How America really treats its vets.
Journalist Joshua Korshas been at the forefront of chronicling the injustices veterans of the wars in Iraq and Afghanistan are facing. In his articles about Specialist Jonathan Town, hereand here, Kors was one of the first to investigate the fact that some Iraq and Afghanistan veterans have been discharged due to what is labeled a personality disorder which is deemed by the Veterans Administration to be a pre-existing condition and therefore bars that individual from receiving full veterans' benefits.
Recently, Kors attended the trial regarding the lawsuit brought by veterans' organizations against the VA for its systemic bureaucratic failures which hurt the very people VA was created to help. In what is a well researched article Kors describes the ridicules barriers in place which limit a veteran's access to benefits and services, the firing of Dr. Murphy after she dared to shed light on the failure of VA to implement the mental health plan VA routinely touted as proof of VA's foresight, the attempted cover-up of the staggering number of veterans suicides, veterans' lack of legal representation and the manipulation of claims processing times in order to make it appears claims are processed faster than they are in reality.
Be sure to read the article in its entirety.
The Nation: How the VA abandons Our Vets
Sgt.

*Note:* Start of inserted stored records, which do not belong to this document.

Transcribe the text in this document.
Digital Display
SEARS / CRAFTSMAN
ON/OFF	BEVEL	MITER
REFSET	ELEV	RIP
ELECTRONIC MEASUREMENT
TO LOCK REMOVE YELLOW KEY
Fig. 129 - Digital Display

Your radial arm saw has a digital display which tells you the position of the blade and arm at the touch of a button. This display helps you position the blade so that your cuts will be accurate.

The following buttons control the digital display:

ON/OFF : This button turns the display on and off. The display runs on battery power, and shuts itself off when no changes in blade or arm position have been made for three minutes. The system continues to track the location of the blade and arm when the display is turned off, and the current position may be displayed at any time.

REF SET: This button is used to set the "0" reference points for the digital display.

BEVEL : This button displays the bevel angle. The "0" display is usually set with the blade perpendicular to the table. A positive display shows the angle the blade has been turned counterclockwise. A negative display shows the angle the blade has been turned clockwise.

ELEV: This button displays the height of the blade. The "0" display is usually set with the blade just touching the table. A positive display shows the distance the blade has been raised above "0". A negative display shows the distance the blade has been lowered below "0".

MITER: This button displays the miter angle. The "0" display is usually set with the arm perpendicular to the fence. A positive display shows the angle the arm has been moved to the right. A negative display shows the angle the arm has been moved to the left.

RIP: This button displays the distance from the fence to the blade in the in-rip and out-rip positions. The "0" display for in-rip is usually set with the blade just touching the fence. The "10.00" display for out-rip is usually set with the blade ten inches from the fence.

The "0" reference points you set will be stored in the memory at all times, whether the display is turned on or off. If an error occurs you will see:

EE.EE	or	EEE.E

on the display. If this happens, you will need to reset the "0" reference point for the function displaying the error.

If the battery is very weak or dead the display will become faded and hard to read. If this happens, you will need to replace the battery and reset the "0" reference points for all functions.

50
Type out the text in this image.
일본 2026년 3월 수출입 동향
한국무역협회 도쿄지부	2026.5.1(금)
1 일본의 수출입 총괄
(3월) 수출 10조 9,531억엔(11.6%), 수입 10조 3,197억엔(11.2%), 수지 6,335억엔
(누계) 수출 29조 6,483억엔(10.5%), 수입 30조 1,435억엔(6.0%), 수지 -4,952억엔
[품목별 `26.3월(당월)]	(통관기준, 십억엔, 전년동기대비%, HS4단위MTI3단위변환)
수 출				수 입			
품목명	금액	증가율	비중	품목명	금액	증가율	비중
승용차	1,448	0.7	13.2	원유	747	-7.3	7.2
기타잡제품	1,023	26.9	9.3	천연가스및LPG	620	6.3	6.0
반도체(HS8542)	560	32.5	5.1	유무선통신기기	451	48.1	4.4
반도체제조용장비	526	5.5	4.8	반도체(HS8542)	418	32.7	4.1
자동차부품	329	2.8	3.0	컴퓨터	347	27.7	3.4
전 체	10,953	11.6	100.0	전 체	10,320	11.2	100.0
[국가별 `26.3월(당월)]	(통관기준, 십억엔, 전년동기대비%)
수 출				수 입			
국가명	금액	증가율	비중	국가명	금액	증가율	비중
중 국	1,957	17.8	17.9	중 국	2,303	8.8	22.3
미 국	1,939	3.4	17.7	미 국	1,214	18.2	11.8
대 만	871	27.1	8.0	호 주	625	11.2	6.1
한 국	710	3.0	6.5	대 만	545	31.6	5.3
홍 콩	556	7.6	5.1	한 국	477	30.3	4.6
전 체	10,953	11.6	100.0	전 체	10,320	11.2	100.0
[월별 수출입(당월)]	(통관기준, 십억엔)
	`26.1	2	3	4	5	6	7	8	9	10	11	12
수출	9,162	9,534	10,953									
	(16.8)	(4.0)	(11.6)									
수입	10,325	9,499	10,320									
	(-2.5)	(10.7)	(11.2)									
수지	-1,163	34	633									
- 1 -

Juan Jimenez had one of the most dangerous jobs in Iraq, ushering top Administration officials through the war-torn streets of Baghdad. He returned home with two Purple Hearts and shrapnel lodged in his right arm. Today he is gravely ill.
What Jimenez didn't realize is that before he could receive benefits for his wounds, he'd have to prove that those wounds came from war. Three and a half years later, the sergeant is still making his case. The Department of Veterans Affairs isn't convinced. And it won't give him his benefits until it is.
The VA requires all veterans to prove their wounds are "service-connected" before it writes them a check. Jimenez thought that hurdle was merely a formality. The Army sergeant had been struck by two roadside bombs. The first sliced into his arms; six months later, a second bomb sprayed scrap metal into his face, knocking him unconscious and leaving him brain damaged. He began having seizures and suffering from memory loss. The blast left a persistent ringing in his right ear. The stress sparked nightmares, flashbacks and acid-reflux disease.
"I'm a different person now," Jimenez says glumly. "I come home; I lock myself in my room. I don't really talk to anyone. I used to be fun." Now, he says, he can't even have a bowl of cereal. It gives him heartburn for days. "That second bomb, it killed me--it just left my body." Sick, suicidal, the sergeant sought help from the VA.